Sir Frederic Hymen Cowen

born: 29 January 1852
died: 6 October 1935
country: United Kingdom

British music in the last quarter of the nineteenth century was dominated, until the emergence of Elgar at the end of Queen Victoria’s reign, by five composers: Stanford, Parry, Mackenzie, Sullivan and Cowen. Sullivan has always been recognized as the composer of the Savoy operas, and over the last couple of decades his other music is being revived. Parry and Stanford had been long-remembered for their church music and have enjoyed a growing revival over the last twenty years or so. Mackenzie, too, has been heard again (his ‘Scottish’ Concerto—a notable precursor to Somervell—can be heard on Hyperion CDA67023), but the once-popular and widely played music by Sir Frederic Hymen Cowen has largely remained unheard, silenced by that sudden dramatic change of aesthetic and idiom after the First World War.

Frederic Cowen had the good fortune to be the son of the private secretary to the Earl of Dudley, who was also the Treasurer of the Italian Opera at Her Majesty’s Theatre.
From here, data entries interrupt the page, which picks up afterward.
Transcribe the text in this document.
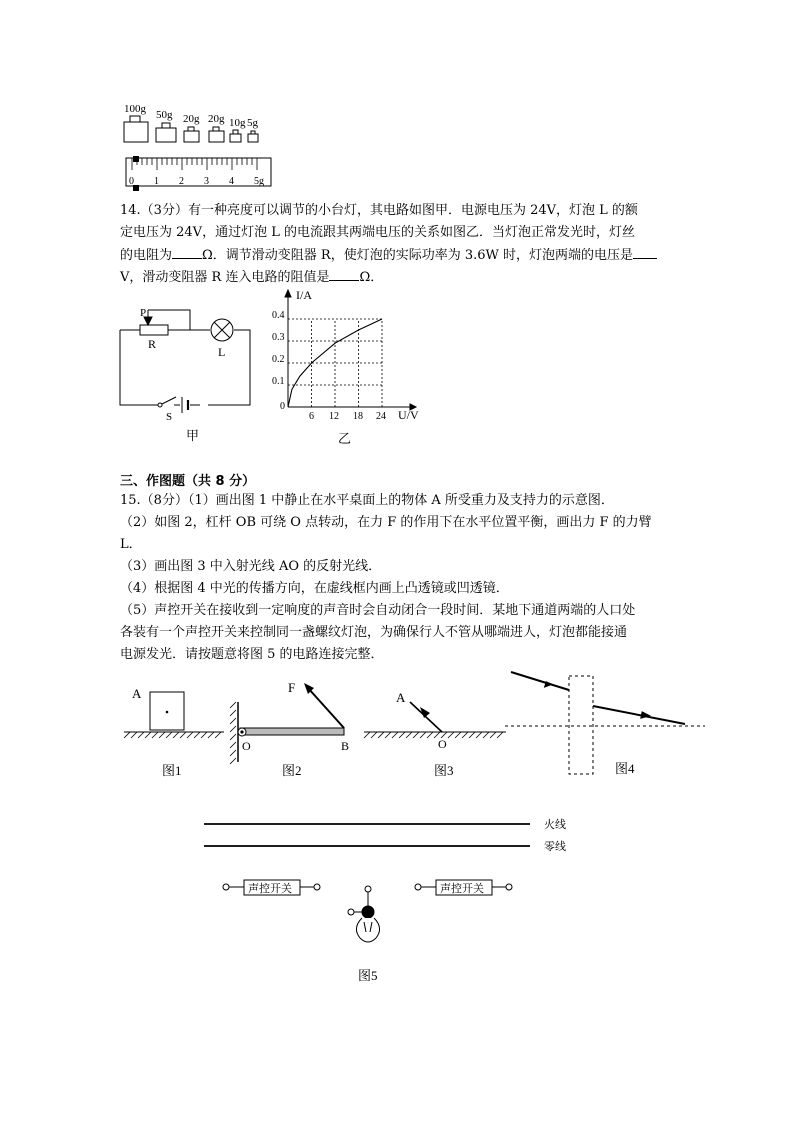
100g 50g 20g 20g 10g 5g
0 1 2 3 4 5g
14.（3分）有一种亮度可以调节的小台灯，其电路如图甲．电源电压为 24V，灯泡 L 的额
定电压为 24V，通过灯泡 L 的电流跟其两端电压的关系如图乙．当灯泡正常发光时，灯丝
的电阻为 Ω．调节滑动变阻器 R，使灯泡的实际功率为 3.6W 时，灯泡两端的电压是
V，滑动变阻器 R 连入电路的阻值是 Ω．
P
R
L
S
甲
I/A
U/V
0
0.4
0.3
0.2
0.1
6 12 18 24
乙
三、作图题（共 8 分）
15.（8分）（1）画出图 1 中静止在水平桌面上的物体 A 所受重力及支持力的示意图．
（2）如图 2，杠杆 OB 可绕 O 点转动，在力 F 的作用下在水平位置平衡，画出力 F 的力臂
L．
（3）画出图 3 中入射光线 AO 的反射光线．
（4）根据图 4 中光的传播方向，在虚线框内画上凸透镜或凹透镜．
（5）声控开关在接收到一定响度的声音时会自动闭合一段时间．某地下通道两端的人口处
各装有一个声控开关来控制同一盏螺纹灯泡，为确保行人不管从哪端进人，灯泡都能接通
电源发光．请按题意将图 5 的电路连接完整．
A
图1
F
O	B
图2
A
O
图3	图4
火线
零线
声控开关	声控开关
图5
Thus the boy moved in very musical circles and even as a child his musical gifts were encouraged with the best teachers and with every opportunity to play with leading musicians of the day. Cowen was actually born in Jamaica but came to England when he was four. As a wunderkind child pianist he first appeared in public at the age of ten and played the Mendelssohn D minor Piano Concerto when twelve. He subsequently studied in Germany, first in Leipzig and later in Berlin. He met Liszt and Brahms and was launched on a career as a piano virtuoso in his teens. A life touring with various artists took him round the UK and to Europe and the USA. He emerged as one of the leading British conductors of his day and became the regular conductor of the Philharmonic Society in 1888. He achieved some celebrity when he was appointed conductor of the Melbourne Centennial Exhibition, also in 1888, for the unheard of fee of £5000.

Cowen’s Third Symphony, the Scandinavian of 1880 (the first two are lost), did much to establish British Victorian music on the European stage. He went on to write six symphonies. His choral works were widely heard at festivals. His ambition to write operas saw five presented on the London stage, but his D’Oyly Carte commission to produce a successor to Sullivan’s Ivanhoe, the verismo Signa, failed because it was not ready when the run of Ivanhoe ended earlier than expected.